Three Memories for the Mid-Way Point

My junior year of high school we took U.S. History. One day at lunch, part-way through the year, I found a classmate crying in the hallway. She told me she had failed the last few history tests and she was too intimidated to ask the teacher and she was just so, so lost. We were not particularly friends, but I politely offered to help and I remember being surprised when she was eager to take me up on it. So she came over a couple nights later and we sat at my dining room table and ate brownies and talked about tariffs. After we got our next test back, she wrote me a profusely sweet little note, “ALICE! Thank you so, so much for helping me! I got an 84!” An 84, I thought, That’s good? I would hate an 84. And every time I remember that I thought that, I am ashamed. I want to go back and grab my sixteen-year-old self by the lapels of her worn-out uniform sweater and shake her. I want to tell her that in six years’ time she will not remember a single one of her own silly test grades but she will remember that beautiful, hard-won B-. She will remember the smiley-faces that were drawn all over that note, and she will be humbled by them.

This Christmas my family flew up to Minnesota, and en route we had what became an eight-hour layover in the Atlanta airport. We sat and we sat and I watched the people. There were a lot of servicemen and women–lots of Marines especially–some hurrying to catch a flight and some just waiting. As one after another went by and I hoped for each one that he was going home, I realized that though the women in uniform looked like women, the men mostly looked like boys. I did the math in my head, and realized that most of them were probably closer in age to my students than they were to me. Then they looked very young indeed. In the midst of all of that sitting and watching, I wrote this in my prayer journal, about my students: “I must keep repeating my mantra from earlier in the year, before I cared about them so much: You love them far more than I ever will and You do it better. There is nothing I can break down that You cannot build back up and stronger. I will trust in Your love for them.”

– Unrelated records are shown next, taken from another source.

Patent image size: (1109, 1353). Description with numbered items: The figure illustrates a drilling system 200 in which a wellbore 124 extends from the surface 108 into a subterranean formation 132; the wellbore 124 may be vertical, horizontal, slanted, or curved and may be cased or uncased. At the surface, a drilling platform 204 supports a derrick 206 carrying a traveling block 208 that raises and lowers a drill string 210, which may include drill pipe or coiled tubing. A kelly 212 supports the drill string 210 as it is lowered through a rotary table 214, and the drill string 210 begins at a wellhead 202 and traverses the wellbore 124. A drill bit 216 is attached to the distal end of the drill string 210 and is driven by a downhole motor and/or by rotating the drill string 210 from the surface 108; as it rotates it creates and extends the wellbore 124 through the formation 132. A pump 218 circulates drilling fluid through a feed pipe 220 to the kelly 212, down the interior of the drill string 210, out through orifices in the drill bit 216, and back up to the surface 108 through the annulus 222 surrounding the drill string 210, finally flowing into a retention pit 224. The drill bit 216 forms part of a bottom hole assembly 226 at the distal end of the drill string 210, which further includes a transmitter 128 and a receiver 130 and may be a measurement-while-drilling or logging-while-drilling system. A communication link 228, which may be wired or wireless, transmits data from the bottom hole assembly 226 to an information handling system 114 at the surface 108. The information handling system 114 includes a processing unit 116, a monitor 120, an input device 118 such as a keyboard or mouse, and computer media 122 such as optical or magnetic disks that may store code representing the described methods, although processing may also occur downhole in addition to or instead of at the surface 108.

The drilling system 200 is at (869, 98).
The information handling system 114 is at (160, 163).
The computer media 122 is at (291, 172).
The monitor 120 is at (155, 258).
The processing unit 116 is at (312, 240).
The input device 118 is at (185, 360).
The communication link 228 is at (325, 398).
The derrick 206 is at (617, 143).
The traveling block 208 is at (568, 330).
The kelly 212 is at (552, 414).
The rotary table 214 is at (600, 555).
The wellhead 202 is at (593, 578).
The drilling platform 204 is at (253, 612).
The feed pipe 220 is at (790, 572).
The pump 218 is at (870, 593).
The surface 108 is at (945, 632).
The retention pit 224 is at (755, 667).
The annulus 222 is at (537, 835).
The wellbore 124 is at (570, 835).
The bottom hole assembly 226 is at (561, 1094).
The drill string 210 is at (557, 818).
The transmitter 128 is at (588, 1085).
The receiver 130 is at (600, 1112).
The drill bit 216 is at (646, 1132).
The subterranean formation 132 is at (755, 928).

My sophomore year of college was my hardest. Everything looked very grey to me and I felt grainy and sad. If you have been reading this blog long enough you may remember. That March, at the tail end of my spring break, my mom and George came up to visit me. I remember running out into the ice and snow to meet them when the car pulled up. My mom got out to hug me, and then she said, “Oh, I brought you something.” She leaned into the car and turned back around holding a mason jar full of bright yellow daffodils from home. Just last night I remembered all this rather suddenly and for reasons I still cannot articulate, I cried while remembering. The snow, and the slate-colored sky, and the weary brick of my dorm building, and then my mother’s familiar hands, holding daffodils which she had carried over nearly five hundred miles of highway.